The fact that this was a white woman that I stood close to in a small New York apartment talking about marrying was not significant at first, but it grew in significance the more I thought about what I'd said. Those same words, that same information, had to be relayed to various out- and inposts, this marrying, especially this marrying across the normal borders of cool. The running bohemians of the black-white hookups I knew didn't (I didn't think) get married. (But I didn't think about that anyway.) Hey, but here I was going off into some normal U.S. social shit, it was out. Some of that slopped around in my head, but at the same time I got the feeling that, after all, marriage was some normal U.S. shit, there was a fixture to it, a stasis I perceived (my youth in rebellion?) that I didn't know whether I dug or not. Hey, it was a kind of middle-class thing to do. I didn't come over to the Village for no regular middle-class shit, yet here I was in it. And what was so crushing, yet pulsing on the subtlest of emotional wires, was that I had a
responsibility
, I was expected to do something. I couldn't just walk away. And no, there was still no real passion.
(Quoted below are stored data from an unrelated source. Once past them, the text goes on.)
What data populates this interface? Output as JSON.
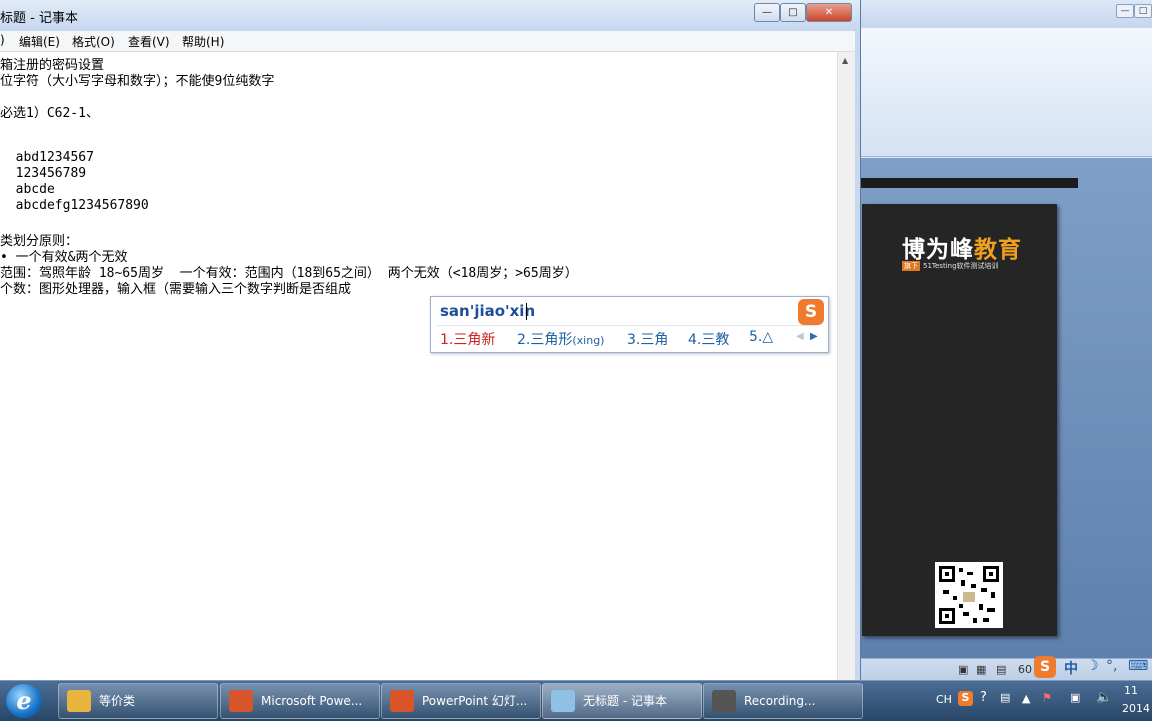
{
  "notepad": {
    "title": "无标题 - 记事本",
    "title_visible": "标题 - 记事本",
    "menus": [
      "文件(F)",
      "编辑(E)",
      "格式(O)",
      "查看(V)",
      "帮助(H)"
    ],
    "menus_visible": [
      ")",
      "编辑(E)",
      "格式(O)",
      "查看(V)",
      "帮助(H)"
    ],
    "lines": [
      "箱注册的密码设置",
      "位字符（大小写字母和数字）；不能使9位纯数字",
      "",
      "必选1）C62-1、",
      "",
      "",
      "  abd1234567",
      "  123456789",
      "  abcde",
      "  abcdefg1234567890",
      "",
      "类划分原则：",
      "• 一个有效&两个无效",
      "范围：驾照年龄 18~65周岁  一个有效：范围内（18到65之间） 两个无效（<18周岁；>65周岁）",
      "个数：图形处理器，输入框（需要输入三个数字判断是否组成"
    ]
  },
  "ime": {
    "input": "san'jiao'xin",
    "logo": "S",
    "candidates": [
      {
        "num": "1.",
        "text": "三角新",
        "suffix": ""
      },
      {
        "num": "2.",
        "text": "三角形",
        "suffix": "(xing)"
      },
      {
        "num": "3.",
        "text": "三角",
        "suffix": ""
      },
      {
        "num": "4.",
        "text": "三教",
        "suffix": ""
      },
      {
        "num": "5.",
        "text": "△",
        "suffix": ""
      }
    ]
  },
  "slide": {
    "brand_white": "博为峰",
    "brand_orange": "教育",
    "badge": "旗下",
    "subtitle": "51Testing软件测试培训"
  },
  "ppt_status": {
    "zoom": "60",
    "ime_mode": "中"
  },
  "taskbar": {
    "items": [
      {
        "label": "等价类",
        "color": "#e7b53d"
      },
      {
        "label": "Microsoft Powe...",
        "color": "#d8542a"
      },
      {
        "label": "PowerPoint 幻灯...",
        "color": "#d8542a"
      },
      {
        "label": "无标题 - 记事本",
        "color": "#8fc1e6"
      },
      {
        "label": "Recording...",
        "color": "#555555"
      }
    ],
    "tray": {
      "lang": "CH",
      "time": "11",
      "date": "2014"
    }
  }
}
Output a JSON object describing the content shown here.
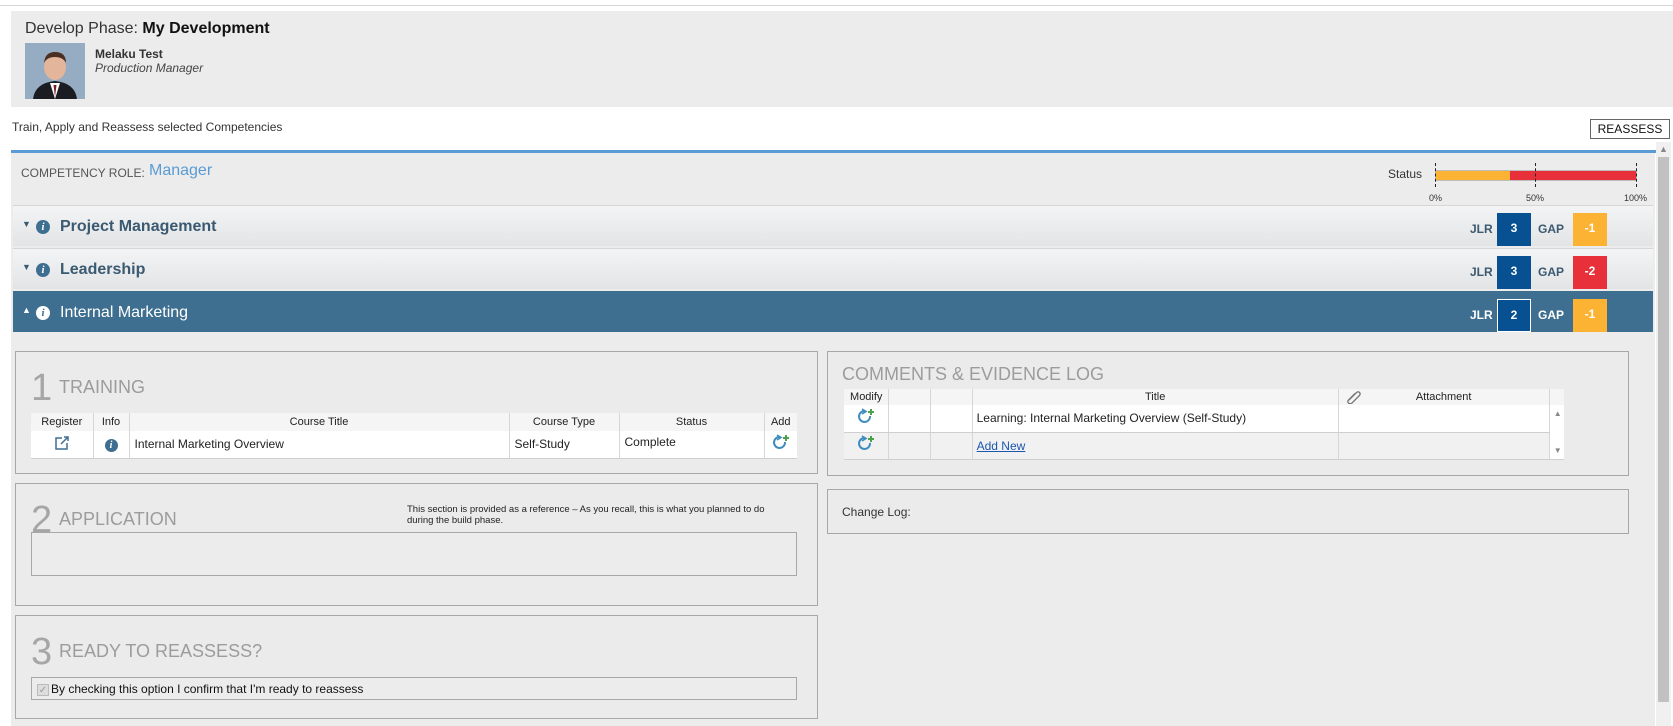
{
  "header": {
    "phase_label": "Develop Phase:",
    "phase_name": "My Development",
    "user_name": "Melaku Test",
    "user_role": "Production Manager"
  },
  "subtitle": "Train, Apply and Reassess selected Competencies",
  "reassess_button": "REASSESS",
  "competency_role": {
    "label": "COMPETENCY ROLE:",
    "value": "Manager"
  },
  "status": {
    "label": "Status",
    "progress_fraction": 0.37,
    "ticks": [
      "0%",
      "50%",
      "100%"
    ],
    "colors": {
      "done": "#fcb333",
      "remaining": "#e8303b"
    }
  },
  "competencies": [
    {
      "name": "Project Management",
      "expanded": false,
      "jlr_label": "JLR",
      "jlr": "3",
      "gap_label": "GAP",
      "gap": "-1",
      "gap_color": "#fcb333"
    },
    {
      "name": "Leadership",
      "expanded": false,
      "jlr_label": "JLR",
      "jlr": "3",
      "gap_label": "GAP",
      "gap": "-2",
      "gap_color": "#e8303b"
    },
    {
      "name": "Internal Marketing",
      "expanded": true,
      "jlr_label": "JLR",
      "jlr": "2",
      "gap_label": "GAP",
      "gap": "-1",
      "gap_color": "#fcb333"
    }
  ],
  "training": {
    "number": "1",
    "title": "TRAINING",
    "columns": [
      "Register",
      "Info",
      "Course Title",
      "Course Type",
      "Status",
      "Add"
    ],
    "rows": [
      {
        "course_title": "Internal Marketing Overview",
        "course_type": "Self-Study",
        "status": "Complete"
      }
    ]
  },
  "application": {
    "number": "2",
    "title": "APPLICATION",
    "note": "This section is provided as a reference – As you recall, this is what you planned to do during the build phase."
  },
  "ready": {
    "number": "3",
    "title": "READY TO REASSESS?",
    "checkbox_label": "By checking this option I confirm that I'm ready to reassess"
  },
  "evidence": {
    "title": "COMMENTS & EVIDENCE LOG",
    "columns": [
      "Modify",
      "",
      "Title",
      "Attachment"
    ],
    "rows": [
      {
        "title": "Learning: Internal Marketing Overview (Self-Study)"
      }
    ],
    "add_new": "Add New"
  },
  "change_log": {
    "label": "Change Log:"
  },
  "icons": [
    "info-icon",
    "external-link-icon",
    "add-refresh-icon",
    "paperclip-icon",
    "caret-down-icon",
    "caret-up-icon"
  ]
}
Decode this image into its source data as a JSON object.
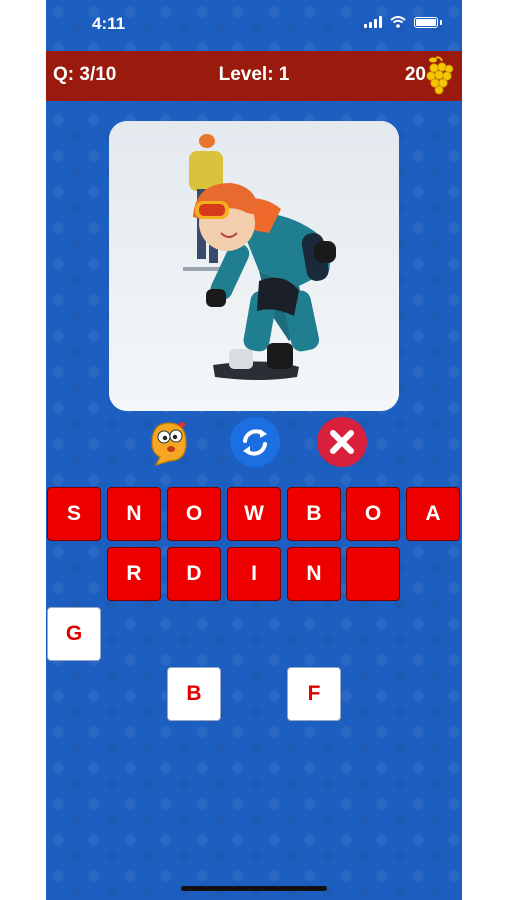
{
  "status": {
    "time": "4:11"
  },
  "header": {
    "question": "Q: 3/10",
    "level": "Level: 1",
    "coins": "20",
    "coin_icon": "grapes-icon"
  },
  "picture": {
    "subject": "child snowboarding"
  },
  "actions": [
    {
      "name": "hint",
      "icon": "emoji-speech-icon"
    },
    {
      "name": "shuffle",
      "icon": "refresh-icon"
    },
    {
      "name": "remove",
      "icon": "close-icon"
    }
  ],
  "answer": {
    "row1": [
      "S",
      "N",
      "O",
      "W",
      "B",
      "O",
      "A"
    ],
    "row2": [
      "R",
      "D",
      "I",
      "N",
      ""
    ]
  },
  "letters": {
    "row1": [
      "G",
      "",
      "",
      "",
      "",
      "",
      ""
    ],
    "row2": [
      "",
      "",
      "B",
      "",
      "F",
      "",
      ""
    ]
  },
  "colors": {
    "background": "#1d5fc0",
    "header": "#9a1b0e",
    "answer_tile": "#ef0000",
    "letter_text": "#e00000"
  }
}
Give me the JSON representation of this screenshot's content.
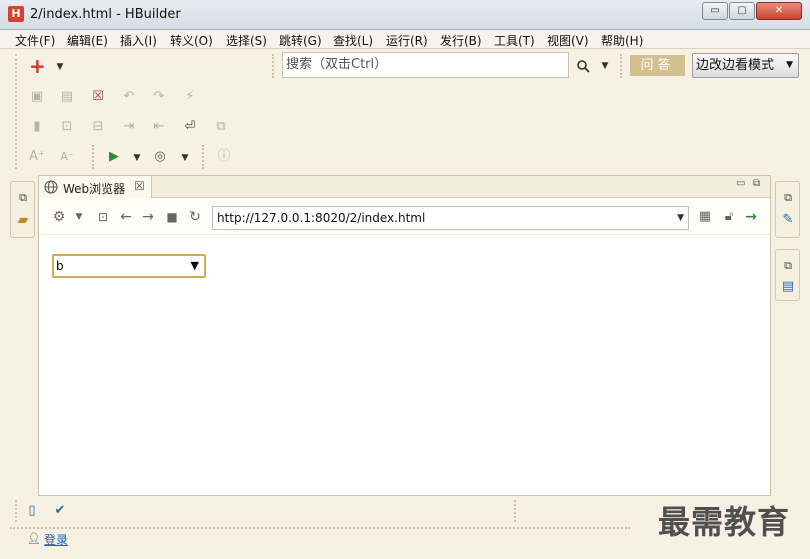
{
  "window": {
    "logo": "H",
    "title": "2/index.html  -  HBuilder",
    "minimize": "▭",
    "maximize": "▢",
    "close": "✕"
  },
  "menu": [
    "文件(F)",
    "编辑(E)",
    "插入(I)",
    "转义(O)",
    "选择(S)",
    "跳转(G)",
    "查找(L)",
    "运行(R)",
    "发行(B)",
    "工具(T)",
    "视图(V)",
    "帮助(H)"
  ],
  "toolbar": {
    "search_placeholder": "搜索（双击Ctrl）",
    "ask_label": "问答",
    "mode_label": "边改边看模式",
    "font_increase": "A⁺",
    "font_decrease": "A⁻"
  },
  "editor": {
    "tab_label": "Web浏览器",
    "tab_close": "☒",
    "url": "http://127.0.0.1:8020/2/index.html"
  },
  "page": {
    "select_value": "b"
  },
  "bottom": {
    "login_label": "登录",
    "watermark": "最需教育"
  },
  "colors": {
    "accent_red": "#d9342b",
    "ask_button": "#d2c08f",
    "background": "#f5f0e1",
    "link": "#1a5fb4"
  }
}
We decided that we would get married in a Buddhist temple on the Upper West Side. It meant to me that I could avoid the normal straight up and down middle-class thing. Korret's prior coaching paid off in this expression. We contacted the Buddhist temple and arranged to be married there. Nellie's parents nutted out, and while her mother would at least talk about it, the father declared Nellie
dead
! (A male relative was sent to talk to us, but he was too young and the only thing we succeeded in doing was
getting drunk together and I put him on the train wondering was he going to make it.)

My parents took it in stride. There was not even any eye rolling or excessive questioning. (Such is the disposition and tenor of the oppressed, they are so in love with democracy.) They just asked me was I sure about what I was doing. “As long as you're sure,” my father said, looking at me not quite directly. They came to the wedding, and so did the Hallocks and Will Ribbon. That was it.

A few weeks before I got married, I met Tim Poston in the street and he was drunk as usual. He beat me on the back, whooping and hollering a mixture of greetings and biting commentary on why he hadn't seen me. “That's your girlfriend?” he was screaming. “That's your girlfriend? How're you, girlfriend?” he shouted, shoving his thick paw at Nellie. Then he grabs me around the shoulder and pulls me over to the side and in a mock whisper begins to harass me. “Whatta you, eatin' pussy now, Lee-Roy? Ha-ha-ha! Whatta you, eatin' pussy?” I pushed him away, telling him something he already knew, that he was drunk.